The National Football League (NFL) is increasingly turning to Amazon Web Services' SageMaker machine learning toolkit to create new, more complex statistics to share with fans in real time, and the teams themselves after the game.
The NFL is the USA's most popular sporting league, with hundreds of millions of people globally tuning in to watch games every season, including the four set to be played in the UK next year.
Statistics are seen as another tool in the league's belt to engage with fans and Next Gen Stats (NGS) was established in 2015 when the league started to install Zebra Technologies RFID chips into the footballs and player's pads, helping collect 1TB of GPS data per season.
Speaking at AWS re:Invent in Las Vegas this week, Michael Chi, director of engineering for NFL Next Gen Stats explained: "It's our responsibility to continuously find ways to enhance the game and make it more accessible for fans, and with Next Gen Stats we do that with data."
Now that department is looking to AWS machine learning tools like SageMaker to enable its engineers, who aren't necessarily data scientists, to create more advanced Next Gen Stats like coverage, so who is covering who on a given play, and completion percentage, its latest statistic which predicts the likelihood of a pass being caught by the receiver.
This data is shared in real time with broadcasters like ESPN to enrich their coverage with advanced statistics.
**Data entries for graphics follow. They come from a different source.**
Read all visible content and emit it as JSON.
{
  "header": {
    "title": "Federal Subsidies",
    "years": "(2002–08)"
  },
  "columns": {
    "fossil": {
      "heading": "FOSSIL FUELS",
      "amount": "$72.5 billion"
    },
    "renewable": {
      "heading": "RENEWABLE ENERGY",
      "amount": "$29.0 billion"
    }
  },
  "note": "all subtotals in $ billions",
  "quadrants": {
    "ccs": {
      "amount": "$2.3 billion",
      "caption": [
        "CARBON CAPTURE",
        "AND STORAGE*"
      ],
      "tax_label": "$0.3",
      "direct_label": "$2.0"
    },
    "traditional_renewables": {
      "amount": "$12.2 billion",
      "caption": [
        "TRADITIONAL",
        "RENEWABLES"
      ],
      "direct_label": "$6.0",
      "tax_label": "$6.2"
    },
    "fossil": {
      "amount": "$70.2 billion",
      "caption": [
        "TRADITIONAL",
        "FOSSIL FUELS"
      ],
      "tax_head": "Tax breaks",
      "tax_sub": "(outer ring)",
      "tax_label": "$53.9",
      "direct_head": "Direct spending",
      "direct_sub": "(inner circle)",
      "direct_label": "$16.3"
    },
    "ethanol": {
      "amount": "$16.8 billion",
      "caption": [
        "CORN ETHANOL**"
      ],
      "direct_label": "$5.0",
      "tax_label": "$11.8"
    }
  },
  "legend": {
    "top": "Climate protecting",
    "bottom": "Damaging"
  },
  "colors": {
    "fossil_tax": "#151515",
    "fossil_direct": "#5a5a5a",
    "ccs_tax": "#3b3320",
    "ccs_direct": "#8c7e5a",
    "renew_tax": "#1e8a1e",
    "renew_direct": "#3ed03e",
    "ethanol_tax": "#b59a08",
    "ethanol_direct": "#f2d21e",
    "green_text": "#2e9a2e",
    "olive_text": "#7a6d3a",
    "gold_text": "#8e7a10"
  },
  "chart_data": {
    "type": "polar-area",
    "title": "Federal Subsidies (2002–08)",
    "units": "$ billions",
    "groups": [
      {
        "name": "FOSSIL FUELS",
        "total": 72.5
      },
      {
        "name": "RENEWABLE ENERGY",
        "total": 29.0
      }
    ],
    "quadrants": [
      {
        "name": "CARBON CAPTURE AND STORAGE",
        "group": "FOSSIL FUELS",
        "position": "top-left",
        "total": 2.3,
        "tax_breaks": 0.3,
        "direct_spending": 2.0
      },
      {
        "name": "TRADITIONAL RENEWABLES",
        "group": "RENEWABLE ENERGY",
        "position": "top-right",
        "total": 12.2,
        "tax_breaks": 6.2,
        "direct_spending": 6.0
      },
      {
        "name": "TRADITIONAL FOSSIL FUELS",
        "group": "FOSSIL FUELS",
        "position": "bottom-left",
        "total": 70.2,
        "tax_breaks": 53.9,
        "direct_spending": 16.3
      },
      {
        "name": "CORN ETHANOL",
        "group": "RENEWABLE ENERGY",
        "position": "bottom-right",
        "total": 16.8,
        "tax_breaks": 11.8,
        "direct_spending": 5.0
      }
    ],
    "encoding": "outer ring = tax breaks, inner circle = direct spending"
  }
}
It can also be shared on social media or with the media. Coaches and staff then get access via a research tool after the game to get performance metrics.
Now, the Next Gen Stats department is looking to develop more complex statistics to share with fans using machine learning techniques.
SageMaker, which was announced at re:Invent last year, is a fully managed AWS platform to help customers easily build, train, and deploy machine learning models without necessarily being experts.
Chi explained that his team predominantly deal in two types of statistic: derived metrics and rule-based stats.
Take air yards - how far the ball travels in the air after it leaves the quarterback's hand - this is a simple derived metric. If you have tracking data and know where the receiver and line of scrimmage are, it's a simple statistic to track.
Rule based is for more difficult and algorithmic statistics such as 'coverage' - so which defender is covering a receiver and how well they are doing it.
Chi outlined exactly why this is more complex to work out. "Start with the receiver and which defender is lined up against them," he explained.
"Then take a step further and over the course of the play define which defender was closest on average, then you might ask which defender was closest at the time of the throw. If all three match you would be pretty confident in the stat."
However, "that doesn't always play out," he added. Say a receiver is lined up close to a fellow receiver, or the defence is playing zone, not man to man coverage, and this is where these algorithms "could break down".
By using machine learning techniques with SageMaker, Chi and his team were able to "use data and train a model to learn these nuances in the training data, to approach these problems differently for edge cases," he said.
Now to its latest stat: completion probability.
By taking 10 key features - including receiver separation, time to throw, quarterback separation from a rusher, scramble yards, air yards/distance, etc - the NGS department trained its model on 35,000 pass plays from the previous two seasons.
By using the open source XGBoost gradient boosting algorithm, with a 70-20-10 train/validate/test methodology, the team was able to validate a best performing model using SageMaker, Chi said.
In theory this allows the NFL to show the quickly falling likelihood of a pass being completed as the receiver gets further away from the quarterback, becomes better covered by his defender, or as the quarterback gets closed down by a defender, reducing his time to throw.
Take Odell Beckham's famous one-handed grab (below) for example, despite this occurring in 2015, before this Next Gen Stat existed, Computerworld UK would assume this would be assigned a very low completion probability.